Published in final edited form as: Nat Genet. 2018 Nov 5;50(12):1735–1743. doi: 10.1038/s41588-018-0257-y

Fig. 4 |. Machine learning models accurately predict orthogonal validation sequencing results.

Fig. 4 |

a, A single AML case with 312× genome sequencing had seven automated somatic variant callers identify 192,241 putative somatic variants. Orthogonal sequencing at ~1,000× was performed for all 192,241 variants to identify true positives and false positives. The random forest and deep learning models predicted labels for all variants using the 312× genome sequencing data as input. Model accuracy was determined by comparing model predictions to orthogonal sequencing labels. b, Box plots describe the median ROC AUC for each of eight TCGA cancer types (n = 106 tumor/normal pairs (see Supplementary Table 3 for abbreviations; n = 19,917 variants)). Each dot represents a single TCGA tumor/normal pair, the center represents the 50th percentile, the lower and upper limits of the box represent 25th and 75th percentiles, respectively, and whiskers represent data minimum and maximum.
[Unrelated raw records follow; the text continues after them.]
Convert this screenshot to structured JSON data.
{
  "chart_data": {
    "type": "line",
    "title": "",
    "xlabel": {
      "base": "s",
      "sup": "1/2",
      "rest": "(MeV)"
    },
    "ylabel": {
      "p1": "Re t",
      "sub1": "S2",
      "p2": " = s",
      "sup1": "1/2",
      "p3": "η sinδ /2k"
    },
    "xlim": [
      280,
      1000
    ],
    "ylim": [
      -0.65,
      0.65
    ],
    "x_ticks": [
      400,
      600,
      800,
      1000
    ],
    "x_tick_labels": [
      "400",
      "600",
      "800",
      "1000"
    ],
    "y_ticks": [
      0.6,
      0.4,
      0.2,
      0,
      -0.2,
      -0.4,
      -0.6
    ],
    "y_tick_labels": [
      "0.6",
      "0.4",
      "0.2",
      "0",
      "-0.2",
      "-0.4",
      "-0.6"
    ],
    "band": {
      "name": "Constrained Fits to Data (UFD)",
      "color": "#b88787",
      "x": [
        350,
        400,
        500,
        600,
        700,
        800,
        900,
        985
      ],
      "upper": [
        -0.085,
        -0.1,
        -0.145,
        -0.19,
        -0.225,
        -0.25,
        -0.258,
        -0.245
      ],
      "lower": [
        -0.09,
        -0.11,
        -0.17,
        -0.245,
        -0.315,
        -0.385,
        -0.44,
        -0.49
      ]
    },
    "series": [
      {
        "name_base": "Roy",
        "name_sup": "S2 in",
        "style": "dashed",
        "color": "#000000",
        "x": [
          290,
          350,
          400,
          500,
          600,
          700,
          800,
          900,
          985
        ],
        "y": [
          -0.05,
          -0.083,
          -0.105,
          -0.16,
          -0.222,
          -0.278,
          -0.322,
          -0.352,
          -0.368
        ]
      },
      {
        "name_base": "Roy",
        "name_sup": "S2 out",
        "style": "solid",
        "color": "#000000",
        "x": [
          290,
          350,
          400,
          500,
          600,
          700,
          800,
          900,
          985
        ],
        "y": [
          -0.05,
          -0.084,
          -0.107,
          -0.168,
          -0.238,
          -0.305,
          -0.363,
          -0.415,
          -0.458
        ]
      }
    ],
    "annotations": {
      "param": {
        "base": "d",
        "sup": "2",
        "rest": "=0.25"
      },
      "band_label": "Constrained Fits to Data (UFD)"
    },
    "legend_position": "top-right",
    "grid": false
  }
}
The table below the boxplots shows information on the total number of samples assayed and the distribution of true positive and false positive calls for each cancer type. c, ROC AUC for all TCGA data (n = 19,917 variants) using the deep learning classifier trained on the 41,000 variants described in Table 1. d, Change in ROC AUC after re-training the deep learning model with increments of the TCGA data. TCGA data was partitioned in random stratified increments of 5% (from 0–75%) and used to train a new model (increments = 1,327 variants). The x axis outlines the number of test variants included in re-training. The y axis plots the resulting model’s ROC AUC.